Diasporas organizing

Patricia Castillo, marine biologist and PhD in biomedicine from the University of Murcia, Spain, knows very well what it means to migrate for science. Born and raised in Ecuador, he moved to various cities to pursue research, including traveling through the iconic and Darwinian island of Galapagos. He received his PhD in Spain, conducted research in the UK and France and worked for three and a half years at the University of Aix-Marseille, also in France, before returning to Ecuador in 2014. “We talk a lot about science, but not about how it changes our lives,” he says, recalling how his professional career has also led him to discover other cultures, cuisines and customs.

She returned to her country, attracted by the Prometeo project, which aimed to create jobs for Ecuadorian and international scientists to achieve knowledge transfer, but she collided head-on with reality when she discovered that the program was only a year lasted. The oil price crisis depleted the resources that had been allocated to science. He later offered his research to different universities for months until he managed to connect with one. Castillo is also co-founder of the Ecuadorian network of women scholars, a “safe space” to bring situations of inequality to the table. “Talk about how we experience common ground inside or outside the country, but realize that it’s not our problem, it’s the system that’s failing,” he says.

1674029362 600 From Cuzco to Canada Latina scientists thriving far from homeidalia candelas

Networking is important for any scholar, but even more useful for women and Latinas in the diaspora. “They are key because they help to share resources, find people who see themselves as a unit with the same needs, and carry out projects together,” says Luisa Echevarría, an expert in science diplomacy and a member of the Barranquilla Women’s Organization. Colombia in Science for the Developing World (OWSD), which also includes Castillo and Matta. In an article he published in Frontiers magazine about the scientific diasporas in Latin America and the Caribbean, he explains how they can go from a brain drain to an opportunity for countries: an exchange of knowledge or brains.

They are also, as another study of the Mexican diaspora, this time in Plos One magazine, points out, a way for Southern scholars to make themselves visible. After comparing the production of scientists who stayed in Mexico and those who migrated to the Global North, they found that the latter had a greater impact on both their production and collaborations.

But as Echeverría says, “Latin America is definitely deserted [atrasada] in mapping their scientific diaspora”. We don’t know how many there are or what they’re doing, and we don’t know if they organized themselves.

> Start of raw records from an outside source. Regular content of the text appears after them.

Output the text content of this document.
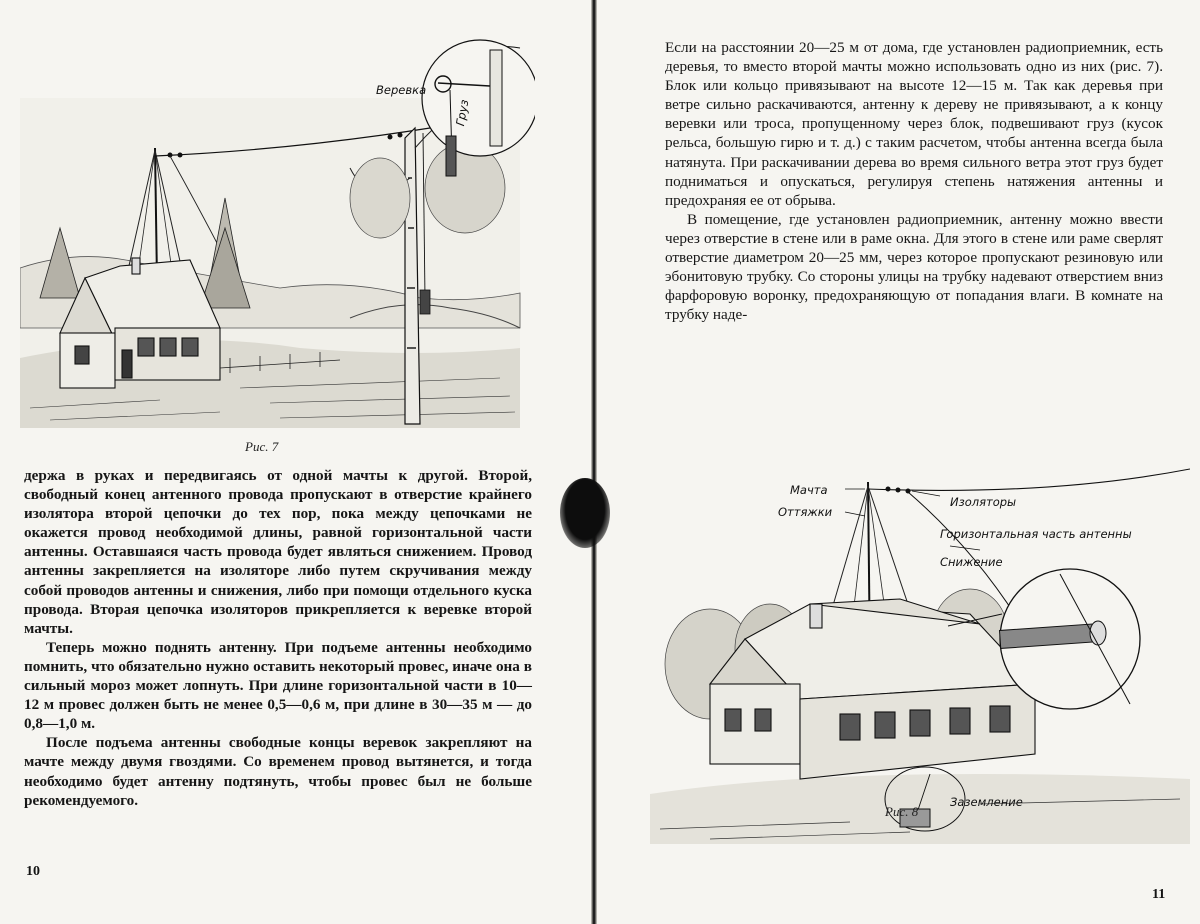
Веревка
Груз
Рис. 7

держа в руках и передвигаясь от одной мачты к другой. Второй, свободный конец антенного провода пропускают в отверстие крайнего изолятора второй цепочки до тех пор, пока между цепочками не окажется провод необходимой длины, равной горизонтальной части антенны. Оставшаяся часть провода будет являться снижением. Провод антенны закрепляется на изоляторе либо путем скручивания между собой проводов антенны и снижения, либо при помощи отдельного куска провода. Вторая цепочка изоляторов прикрепляется к веревке второй мачты.

Теперь можно поднять антенну. При подъеме антенны необходимо помнить, что обязательно нужно оставить некоторый провес, иначе она в сильный мороз может лопнуть. При длине горизонтальной части в 10—12 м провес должен быть не менее 0,5—0,6 м, при длине в 30—35 м — до 0,8—1,0 м.

После подъема антенны свободные концы веревок закрепляют на мачте между двумя гвоздями. Со временем провод вытянется, и тогда необходимо будет антенну подтянуть, чтобы провес был не больше рекомендуемого.

10

Если на расстоянии 20—25 м от дома, где установлен радиоприемник, есть деревья, то вместо второй мачты можно использовать одно из них (рис. 7). Блок или кольцо привязывают на высоте 12—15 м. Так как деревья при ветре сильно раскачиваются, антенну к дереву не привязывают, а к концу веревки или троса, пропущенному через блок, подвешивают груз (кусок рельса, большую гирю и т. д.) с таким расчетом, чтобы антенна всегда была натянута. При раскачивании дерева во время сильного ветра этот груз будет подниматься и опускаться, регулируя степень натяжения антенны и предохраняя ее от обрыва.

В помещение, где установлен радиоприемник, антенну можно ввести через отверстие в стене или в раме окна. Для этого в стене или раме сверлят отверстие диаметром 20—25 мм, через которое пропускают резиновую или эбонитовую трубку. Со стороны улицы на трубку надевают отверстием вниз фарфоровую воронку, предохраняющую от попадания влаги. В комнате на трубку наде-

Мачта
Оттяжки
Изоляторы
Горизонтальная часть антенны
Снижение
Заземление
Рис. 8
11
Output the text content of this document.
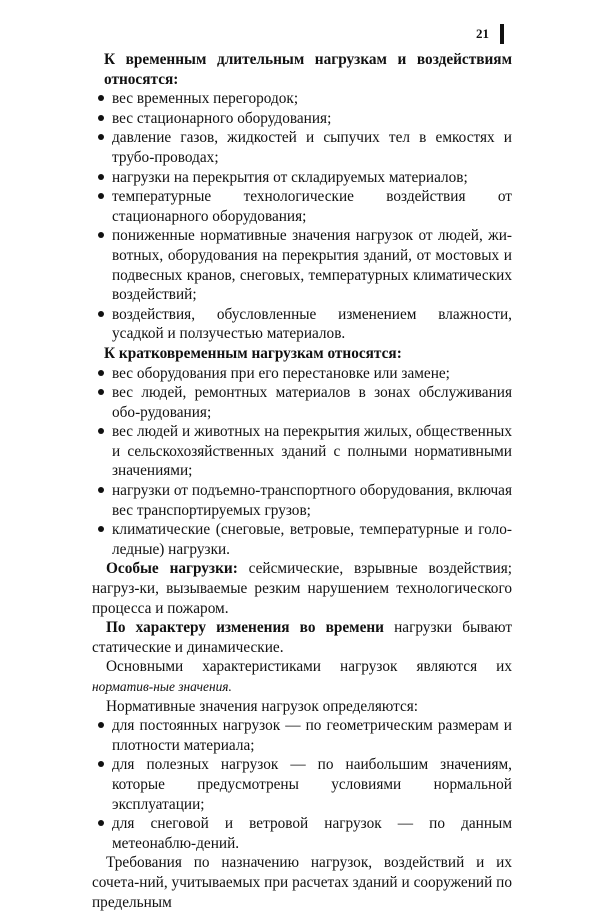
21

К временным длительным нагрузкам и воздействиям относятся:

вес временных перегородок;
вес стационарного оборудования;
давление газов, жидкостей и сыпучих тел в емкостях и трубо-проводах;
нагрузки на перекрытия от складируемых материалов;
температурные технологические воздействия от стационарного оборудования;
пониженные нормативные значения нагрузок от людей, жи-вотных, оборудования на перекрытия зданий, от мостовых и подвесных кранов, снеговых, температурных климатических воздействий;
воздействия, обусловленные изменением влажности, усадкой и ползучестью материалов.

К кратковременным нагрузкам относятся:

вес оборудования при его перестановке или замене;
вес людей, ремонтных материалов в зонах обслуживания обо-рудования;
вес людей и животных на перекрытия жилых, общественных и сельскохозяйственных зданий с полными нормативными значениями;
нагрузки от подъемно-транспортного оборудования, включая вес транспортируемых грузов;
климатические (снеговые, ветровые, температурные и голо-ледные) нагрузки.

Особые нагрузки: сейсмические, взрывные воздействия; нагруз-ки, вызываемые резким нарушением технологического процесса и пожаром.

По характеру изменения во времени нагрузки бывают статические и динамические.

Основными характеристиками нагрузок являются их норматив-ные значения.

Нормативные значения нагрузок определяются:

для постоянных нагрузок — по геометрическим размерам и плотности материала;
для полезных нагрузок — по наибольшим значениям, которые предусмотрены условиями нормальной эксплуатации;
для снеговой и ветровой нагрузок — по данным метеонаблю-дений.

Требования по назначению нагрузок, воздействий и их сочета-ний, учитываемых при расчетах зданий и сооружений по предельным
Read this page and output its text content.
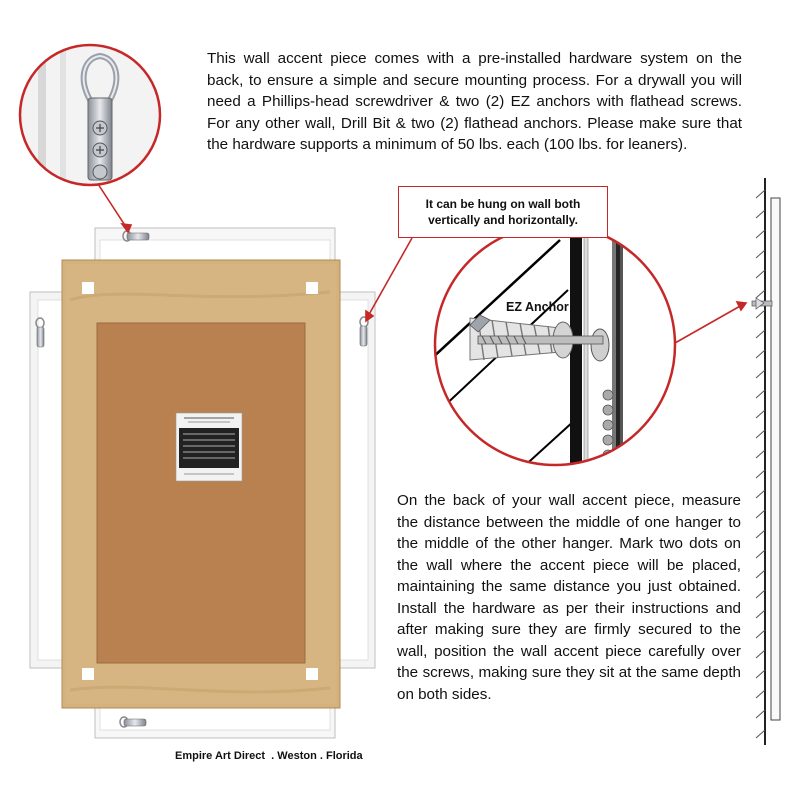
This wall accent piece comes with a pre-installed hardware system on the back, to ensure a simple and secure mounting process. For a drywall you will need a Phillips-head screwdriver & two (2) EZ anchors with flathead screws. For any other wall, Drill Bit & two (2) flathead anchors. Please make sure that the hardware supports a minimum of 50 lbs. each (100 lbs. for leaners).
It can be hung on wall both vertically and horizontally.
EZ Anchor
On the back of your wall accent piece, measure the distance between the middle of one hanger to the middle of the other hanger. Mark two dots on the wall where the accent piece will be placed, maintaining the same distance you just obtained. Install the hardware as per their instructions and after making sure they are firmly secured to the wall, position the wall accent piece carefully over the screws, making sure they sit at the same depth on both sides.
Empire Art Direct  . Weston . Florida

In the research she led, they found only 27 initiatives in the region. “In the results we saw that the southern countries of South America are the most active, but also because they have government support, like Argentina, which has the Raíces program,” he says. The problem is that between gender bias and the lack of organization to overcome it, the hardest hit is science itself, which loses the opportunity to be more diverse itself.